The only way I could find to fix this wrapping problem was to remove "font-size: 32px;" from "sIFR.replace(HelveticaNeueThinCond" in sifr-config. The problem I run into then is that it inherits the font-size set in sifr.css. Now the problem is that my HTML text is bigger then the SIFR text. So occasional my HTML text will wrap to a new line before my SIFR text leaving a big white space.

So, how do I set two different font-size (one for my HTML text and one for my SIFR) without losing the wrapping.
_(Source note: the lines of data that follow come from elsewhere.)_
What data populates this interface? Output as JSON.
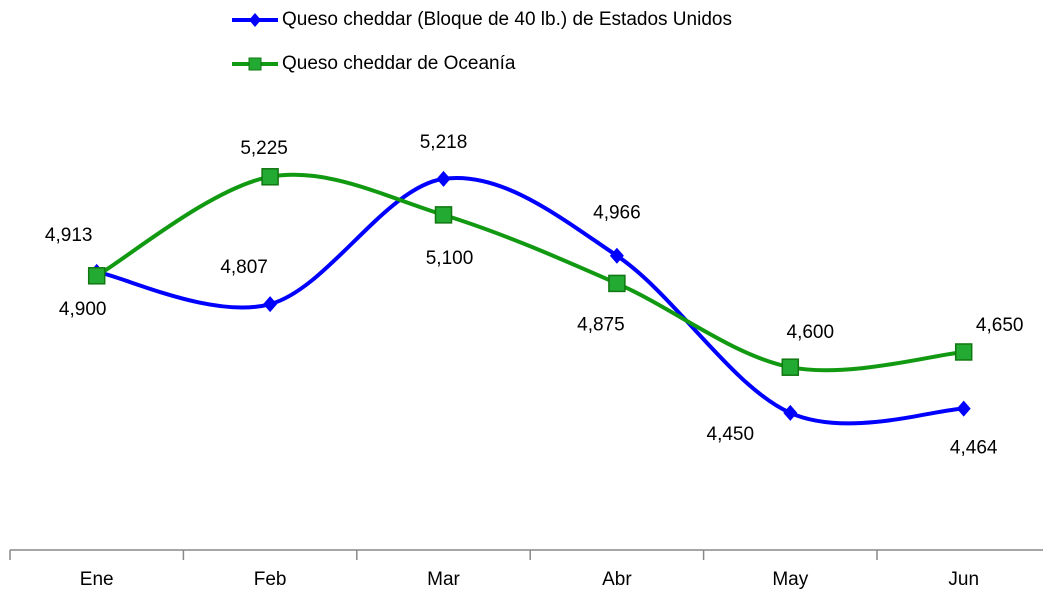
{
  "chart_data": {
    "type": "line",
    "categories": [
      "Ene",
      "Feb",
      "Mar",
      "Abr",
      "May",
      "Jun"
    ],
    "series": [
      {
        "name": "Queso cheddar (Bloque de 40 lb.) de Estados Unidos",
        "color": "#0000ff",
        "marker": "diamond",
        "values": [
          4913,
          4807,
          5218,
          4966,
          4450,
          4464
        ],
        "value_labels": [
          "4,913",
          "4,807",
          "5,218",
          "4,966",
          "4,450",
          "4,464"
        ]
      },
      {
        "name": "Queso cheddar de Oceanía",
        "color": "#119911",
        "marker": "square",
        "values": [
          4900,
          5225,
          5100,
          4875,
          4600,
          4650
        ],
        "value_labels": [
          "4,900",
          "5,225",
          "5,100",
          "4,875",
          "4,600",
          "4,650"
        ]
      }
    ],
    "ylim": [
      4000,
      5500
    ],
    "smooth": true
  }
}
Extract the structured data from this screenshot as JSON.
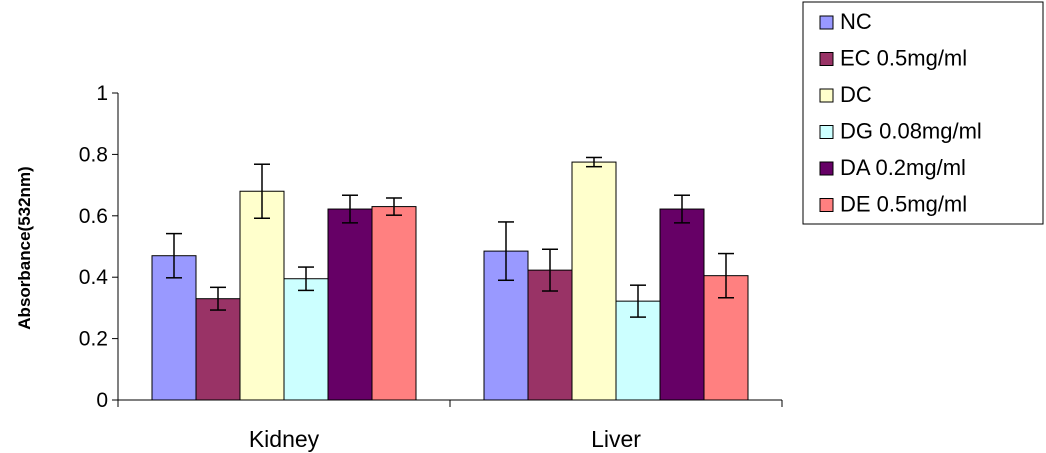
{
  "chart_data": {
    "type": "bar",
    "title": "",
    "xlabel": "",
    "ylabel": "Absorbance(532nm)",
    "ylim": [
      0,
      1
    ],
    "yticks": [
      "0",
      "0.2",
      "0.4",
      "0.6",
      "0.8",
      "1"
    ],
    "categories": [
      "Kidney",
      "Liver"
    ],
    "grid": false,
    "legend_position": "top-right",
    "series": [
      {
        "name": "NC",
        "color": "#9999ff",
        "values": [
          0.47,
          0.485
        ],
        "errors": [
          0.072,
          0.095
        ]
      },
      {
        "name": "EC 0.5mg/ml",
        "color": "#993366",
        "values": [
          0.33,
          0.423
        ],
        "errors": [
          0.037,
          0.068
        ]
      },
      {
        "name": "DC",
        "color": "#ffffcc",
        "values": [
          0.68,
          0.775
        ],
        "errors": [
          0.088,
          0.015
        ]
      },
      {
        "name": "DG 0.08mg/ml",
        "color": "#ccffff",
        "values": [
          0.395,
          0.322
        ],
        "errors": [
          0.038,
          0.052
        ]
      },
      {
        "name": "DA 0.2mg/ml",
        "color": "#660066",
        "values": [
          0.622,
          0.622
        ],
        "errors": [
          0.045,
          0.045
        ]
      },
      {
        "name": "DE 0.5mg/ml",
        "color": "#ff8080",
        "values": [
          0.63,
          0.405
        ],
        "errors": [
          0.028,
          0.072
        ]
      }
    ]
  }
}
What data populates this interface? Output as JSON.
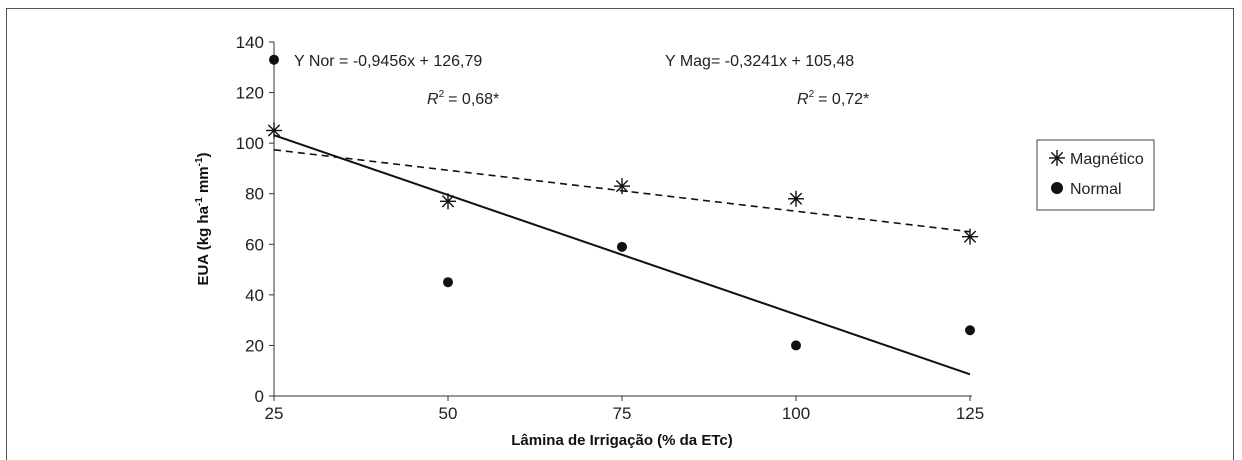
{
  "chart_data": {
    "type": "scatter",
    "xlabel": "Lâmina de Irrigação (% da ETc)",
    "ylabel": "EUA (kg ha-1 mm-1)",
    "xlim": [
      25,
      125
    ],
    "ylim": [
      0,
      140
    ],
    "x_ticks": [
      25,
      50,
      75,
      100,
      125
    ],
    "y_ticks": [
      0,
      20,
      40,
      60,
      80,
      100,
      120,
      140
    ],
    "grid": false,
    "legend_position": "right",
    "series": [
      {
        "name": "Magnético",
        "marker": "asterisk",
        "x": [
          25,
          50,
          75,
          100,
          125
        ],
        "y": [
          105,
          77,
          83,
          78,
          63
        ],
        "trendline": {
          "slope": -0.3241,
          "intercept": 105.48,
          "style": "dashed"
        }
      },
      {
        "name": "Normal",
        "marker": "filled-circle",
        "x": [
          25,
          50,
          75,
          100,
          125
        ],
        "y": [
          133,
          45,
          59,
          20,
          26
        ],
        "trendline": {
          "slope": -0.9456,
          "intercept": 126.79,
          "style": "solid"
        }
      }
    ],
    "annotations": {
      "nor_equation": "Y Nor = -0,9456x + 126,79",
      "nor_r2_value": "= 0,68*",
      "mag_equation": "Y Mag= -0,3241x + 105,48",
      "mag_r2_value": "= 0,72*",
      "r2_label": "R",
      "r2_sup": "2"
    },
    "ylabel_parts": {
      "base": "EUA (kg ha",
      "sup1": "-1",
      "mid": " mm",
      "sup2": "-1",
      "end": ")"
    }
  }
}
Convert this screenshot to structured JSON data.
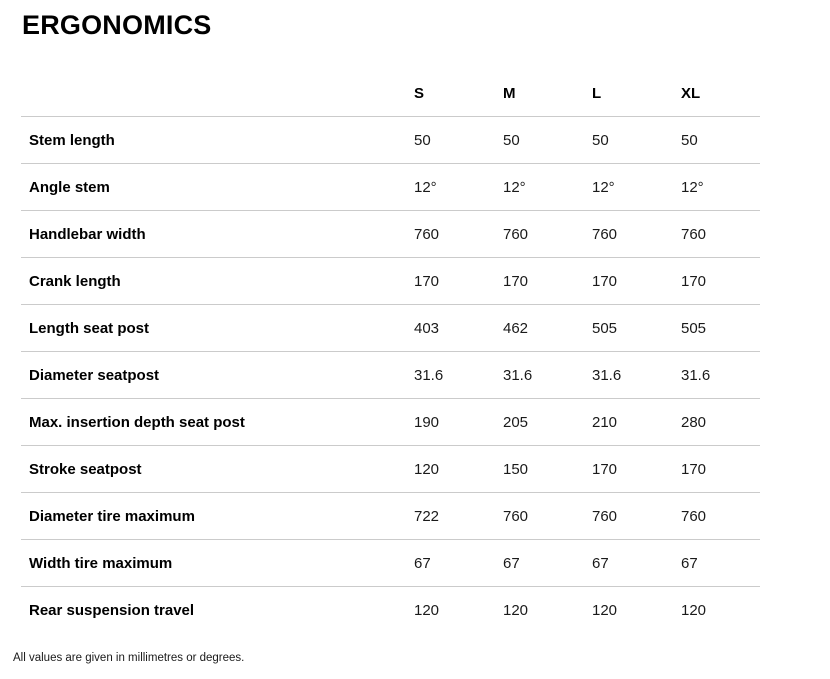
{
  "page": {
    "title": "ERGONOMICS",
    "footnote": "All values are given in millimetres or degrees."
  },
  "colors": {
    "divider": "#cbcbcb",
    "heading_text": "#000000",
    "value_text": "#1a1a1a"
  },
  "table": {
    "columns": [
      "S",
      "M",
      "L",
      "XL"
    ],
    "rows": [
      {
        "label": "Stem length",
        "values": [
          "50",
          "50",
          "50",
          "50"
        ]
      },
      {
        "label": "Angle stem",
        "values": [
          "12°",
          "12°",
          "12°",
          "12°"
        ]
      },
      {
        "label": "Handlebar width",
        "values": [
          "760",
          "760",
          "760",
          "760"
        ]
      },
      {
        "label": "Crank length",
        "values": [
          "170",
          "170",
          "170",
          "170"
        ]
      },
      {
        "label": "Length seat post",
        "values": [
          "403",
          "462",
          "505",
          "505"
        ]
      },
      {
        "label": "Diameter seatpost",
        "values": [
          "31.6",
          "31.6",
          "31.6",
          "31.6"
        ]
      },
      {
        "label": "Max. insertion depth seat post",
        "values": [
          "190",
          "205",
          "210",
          "280"
        ]
      },
      {
        "label": "Stroke seatpost",
        "values": [
          "120",
          "150",
          "170",
          "170"
        ]
      },
      {
        "label": "Diameter tire maximum",
        "values": [
          "722",
          "760",
          "760",
          "760"
        ]
      },
      {
        "label": "Width tire maximum",
        "values": [
          "67",
          "67",
          "67",
          "67"
        ]
      },
      {
        "label": "Rear suspension travel",
        "values": [
          "120",
          "120",
          "120",
          "120"
        ]
      }
    ]
  }
}
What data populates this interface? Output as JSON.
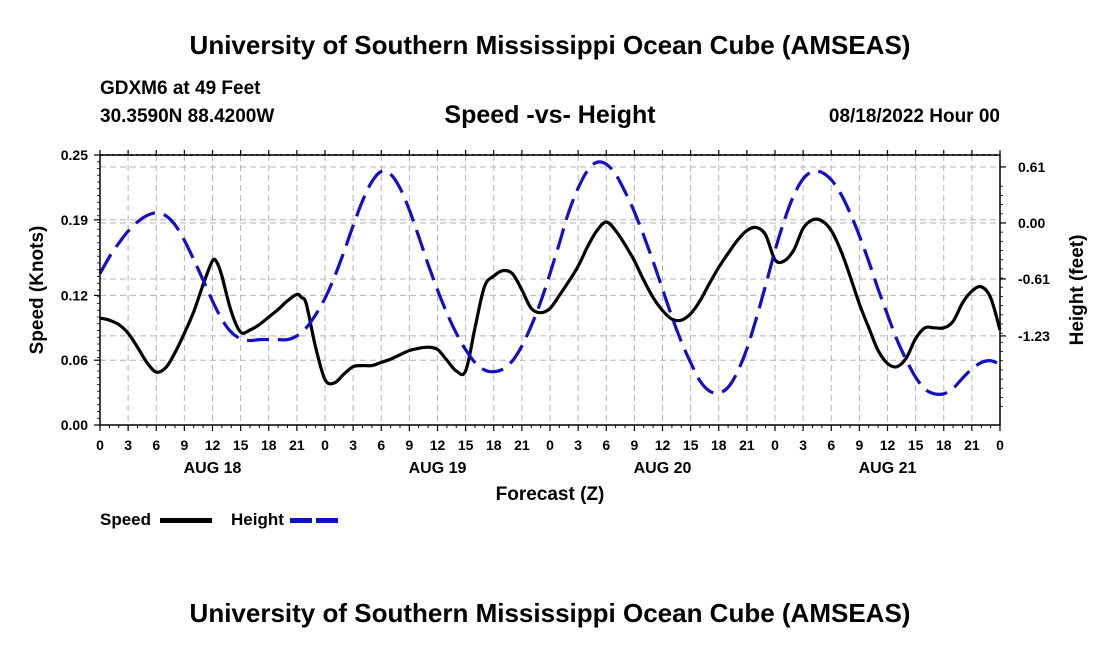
{
  "page": {
    "title": "University of Southern Mississippi Ocean Cube (AMSEAS)",
    "footer_title": "University of Southern Mississippi Ocean Cube (AMSEAS)",
    "station": "GDXM6 at 49 Feet",
    "coords": "30.3590N  88.4200W",
    "subtitle": "Speed -vs- Height",
    "datetime": "08/18/2022 Hour 00"
  },
  "colors": {
    "speed": "#000000",
    "height": "#1010c8",
    "grid": "#b4b4b4"
  },
  "chart_data": {
    "type": "line",
    "xlabel": "Forecast (Z)",
    "ylabel": "Speed (Knots)",
    "y2label": "Height (feet)",
    "xlim": [
      0,
      96
    ],
    "ylim": [
      0,
      0.25
    ],
    "y2lim": [
      -2.2,
      0.74
    ],
    "x_ticks": [
      0,
      3,
      6,
      9,
      12,
      15,
      18,
      21,
      24,
      27,
      30,
      33,
      36,
      39,
      42,
      45,
      48,
      51,
      54,
      57,
      60,
      63,
      66,
      69,
      72,
      75,
      78,
      81,
      84,
      87,
      90,
      93,
      96
    ],
    "x_tick_labels": [
      "0",
      "3",
      "6",
      "9",
      "12",
      "15",
      "18",
      "21",
      "0",
      "3",
      "6",
      "9",
      "12",
      "15",
      "18",
      "21",
      "0",
      "3",
      "6",
      "9",
      "12",
      "15",
      "18",
      "21",
      "0",
      "3",
      "6",
      "9",
      "12",
      "15",
      "18",
      "21",
      "0"
    ],
    "day_labels": [
      {
        "label": "AUG 18",
        "x": 12
      },
      {
        "label": "AUG 19",
        "x": 36
      },
      {
        "label": "AUG 20",
        "x": 60
      },
      {
        "label": "AUG 21",
        "x": 84
      }
    ],
    "y_ticks": [
      0.0,
      0.06,
      0.12,
      0.19,
      0.25
    ],
    "y_tick_labels": [
      "0.00",
      "0.06",
      "0.12",
      "0.19",
      "0.25"
    ],
    "y2_ticks": [
      0.61,
      0.0,
      -0.61,
      -1.23
    ],
    "y2_tick_labels": [
      "0.61",
      "0.00",
      "-0.61",
      "-1.23"
    ],
    "grid": true,
    "series": [
      {
        "name": "Speed",
        "axis": "left",
        "style": "solid",
        "points": [
          [
            0,
            0.099
          ],
          [
            1,
            0.097
          ],
          [
            2,
            0.093
          ],
          [
            3,
            0.085
          ],
          [
            4,
            0.072
          ],
          [
            5,
            0.058
          ],
          [
            6,
            0.049
          ],
          [
            7,
            0.053
          ],
          [
            8,
            0.067
          ],
          [
            9,
            0.085
          ],
          [
            10,
            0.105
          ],
          [
            11,
            0.13
          ],
          [
            12,
            0.152
          ],
          [
            12.5,
            0.15
          ],
          [
            13,
            0.138
          ],
          [
            14,
            0.105
          ],
          [
            15,
            0.086
          ],
          [
            16,
            0.088
          ],
          [
            17,
            0.093
          ],
          [
            18,
            0.1
          ],
          [
            19,
            0.107
          ],
          [
            20,
            0.115
          ],
          [
            21,
            0.121
          ],
          [
            21.5,
            0.118
          ],
          [
            22,
            0.112
          ],
          [
            23,
            0.072
          ],
          [
            24,
            0.042
          ],
          [
            25,
            0.039
          ],
          [
            26,
            0.047
          ],
          [
            27,
            0.054
          ],
          [
            28,
            0.055
          ],
          [
            29,
            0.055
          ],
          [
            30,
            0.058
          ],
          [
            31,
            0.061
          ],
          [
            32,
            0.065
          ],
          [
            33,
            0.069
          ],
          [
            34,
            0.071
          ],
          [
            35,
            0.072
          ],
          [
            36,
            0.07
          ],
          [
            37,
            0.06
          ],
          [
            38,
            0.05
          ],
          [
            39,
            0.05
          ],
          [
            40,
            0.09
          ],
          [
            41,
            0.128
          ],
          [
            42,
            0.138
          ],
          [
            43,
            0.143
          ],
          [
            44,
            0.14
          ],
          [
            45,
            0.125
          ],
          [
            46,
            0.108
          ],
          [
            47,
            0.104
          ],
          [
            48,
            0.108
          ],
          [
            49,
            0.12
          ],
          [
            50,
            0.133
          ],
          [
            51,
            0.147
          ],
          [
            52,
            0.165
          ],
          [
            53,
            0.18
          ],
          [
            54,
            0.188
          ],
          [
            55,
            0.18
          ],
          [
            56,
            0.167
          ],
          [
            57,
            0.152
          ],
          [
            58,
            0.134
          ],
          [
            59,
            0.118
          ],
          [
            60,
            0.106
          ],
          [
            61,
            0.098
          ],
          [
            62,
            0.097
          ],
          [
            63,
            0.103
          ],
          [
            64,
            0.115
          ],
          [
            65,
            0.131
          ],
          [
            66,
            0.146
          ],
          [
            67,
            0.159
          ],
          [
            68,
            0.171
          ],
          [
            69,
            0.18
          ],
          [
            70,
            0.183
          ],
          [
            71,
            0.176
          ],
          [
            72,
            0.153
          ],
          [
            73,
            0.152
          ],
          [
            74,
            0.162
          ],
          [
            75,
            0.182
          ],
          [
            76,
            0.19
          ],
          [
            77,
            0.189
          ],
          [
            78,
            0.18
          ],
          [
            79,
            0.162
          ],
          [
            80,
            0.138
          ],
          [
            81,
            0.112
          ],
          [
            82,
            0.09
          ],
          [
            83,
            0.069
          ],
          [
            84,
            0.057
          ],
          [
            85,
            0.054
          ],
          [
            86,
            0.062
          ],
          [
            87,
            0.08
          ],
          [
            88,
            0.09
          ],
          [
            89,
            0.09
          ],
          [
            90,
            0.09
          ],
          [
            91,
            0.096
          ],
          [
            92,
            0.113
          ],
          [
            93,
            0.124
          ],
          [
            94,
            0.128
          ],
          [
            95,
            0.118
          ],
          [
            96,
            0.088
          ]
        ]
      },
      {
        "name": "Height",
        "axis": "right",
        "style": "dashed",
        "points": [
          [
            0,
            -0.55
          ],
          [
            1,
            -0.37
          ],
          [
            2,
            -0.22
          ],
          [
            3,
            -0.09
          ],
          [
            4,
            0.01
          ],
          [
            5,
            0.08
          ],
          [
            6,
            0.11
          ],
          [
            7,
            0.08
          ],
          [
            8,
            -0.02
          ],
          [
            9,
            -0.19
          ],
          [
            10,
            -0.4
          ],
          [
            11,
            -0.62
          ],
          [
            12,
            -0.85
          ],
          [
            13,
            -1.05
          ],
          [
            14,
            -1.19
          ],
          [
            15,
            -1.26
          ],
          [
            16,
            -1.28
          ],
          [
            17,
            -1.27
          ],
          [
            18,
            -1.27
          ],
          [
            19,
            -1.27
          ],
          [
            20,
            -1.27
          ],
          [
            21,
            -1.23
          ],
          [
            22,
            -1.14
          ],
          [
            23,
            -1.0
          ],
          [
            24,
            -0.82
          ],
          [
            25,
            -0.59
          ],
          [
            26,
            -0.32
          ],
          [
            27,
            -0.03
          ],
          [
            28,
            0.24
          ],
          [
            29,
            0.45
          ],
          [
            30,
            0.56
          ],
          [
            31,
            0.53
          ],
          [
            32,
            0.38
          ],
          [
            33,
            0.14
          ],
          [
            34,
            -0.15
          ],
          [
            35,
            -0.45
          ],
          [
            36,
            -0.73
          ],
          [
            37,
            -0.98
          ],
          [
            38,
            -1.2
          ],
          [
            39,
            -1.38
          ],
          [
            40,
            -1.52
          ],
          [
            41,
            -1.6
          ],
          [
            42,
            -1.62
          ],
          [
            43,
            -1.59
          ],
          [
            44,
            -1.5
          ],
          [
            45,
            -1.34
          ],
          [
            46,
            -1.12
          ],
          [
            47,
            -0.86
          ],
          [
            48,
            -0.55
          ],
          [
            49,
            -0.22
          ],
          [
            50,
            0.12
          ],
          [
            51,
            0.38
          ],
          [
            52,
            0.57
          ],
          [
            53,
            0.66
          ],
          [
            54,
            0.64
          ],
          [
            55,
            0.53
          ],
          [
            56,
            0.34
          ],
          [
            57,
            0.12
          ],
          [
            58,
            -0.14
          ],
          [
            59,
            -0.42
          ],
          [
            60,
            -0.72
          ],
          [
            61,
            -1.02
          ],
          [
            62,
            -1.29
          ],
          [
            63,
            -1.52
          ],
          [
            64,
            -1.72
          ],
          [
            65,
            -1.83
          ],
          [
            66,
            -1.85
          ],
          [
            67,
            -1.79
          ],
          [
            68,
            -1.62
          ],
          [
            69,
            -1.37
          ],
          [
            70,
            -1.04
          ],
          [
            71,
            -0.68
          ],
          [
            72,
            -0.3
          ],
          [
            73,
            0.03
          ],
          [
            74,
            0.3
          ],
          [
            75,
            0.48
          ],
          [
            76,
            0.56
          ],
          [
            77,
            0.55
          ],
          [
            78,
            0.47
          ],
          [
            79,
            0.32
          ],
          [
            80,
            0.11
          ],
          [
            81,
            -0.14
          ],
          [
            82,
            -0.42
          ],
          [
            83,
            -0.72
          ],
          [
            84,
            -1.0
          ],
          [
            85,
            -1.27
          ],
          [
            86,
            -1.49
          ],
          [
            87,
            -1.68
          ],
          [
            88,
            -1.81
          ],
          [
            89,
            -1.86
          ],
          [
            90,
            -1.86
          ],
          [
            91,
            -1.8
          ],
          [
            92,
            -1.69
          ],
          [
            93,
            -1.59
          ],
          [
            94,
            -1.52
          ],
          [
            95,
            -1.5
          ],
          [
            96,
            -1.54
          ]
        ]
      }
    ],
    "legend": [
      {
        "label": "Speed",
        "color": "#000000",
        "style": "solid"
      },
      {
        "label": "Height",
        "color": "#1010c8",
        "style": "dashed"
      }
    ]
  }
}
The only time I have been able to use the successfully is when I have a SIFR font that is so similar to a web safe font that they can share the same font-size attribute.

Thanks

A: 

You seem to be doing all the right things with the .sIFR-active class and negative letter spacing. Remove the font size and line height from the sIFR.replace and you should be fine…

Mark Wubben
Sorry I should have made that a comment and not an answer. I am new to this site.Thanks Mark. As explained, if I remove the font-size from sIFR.replace it will default to use the font-size declared in .sIFR-active. I am declaring two different font sizes for a reason, I want sIFR.replace to have a font-size of 32px and sIFR-active to have a font-size of 26px. This way they match as closely as possible. Is there no way to have you flash font (sifr.replace) be a different size then the HTML font (sifr-active)?
Nick
A: 

Thanks Mark. As explained, if I remove the font-size from sIFR.replace it will default to use the font-size declared in .sIFR-active. I am declaring two different font sizes for a reason, I want sIFR.replace to have a font-size of 32px and sIFR-active to have a font-size of 26px. This way they match as closely as possible. Is there no way to have you flash font (sifr.replace) be a different size then the HTML font (sifr-active)?

Is it mandatory to have them be the same font size? Doesn't make much sense if that is true. How else would you be able to fine tune the two fonts to get them to take up the same letter spacing/lines?

Nick
A: 

Actually, I never thought of using two different font sizes, sIFR is simply designed to use the font size from the CSS.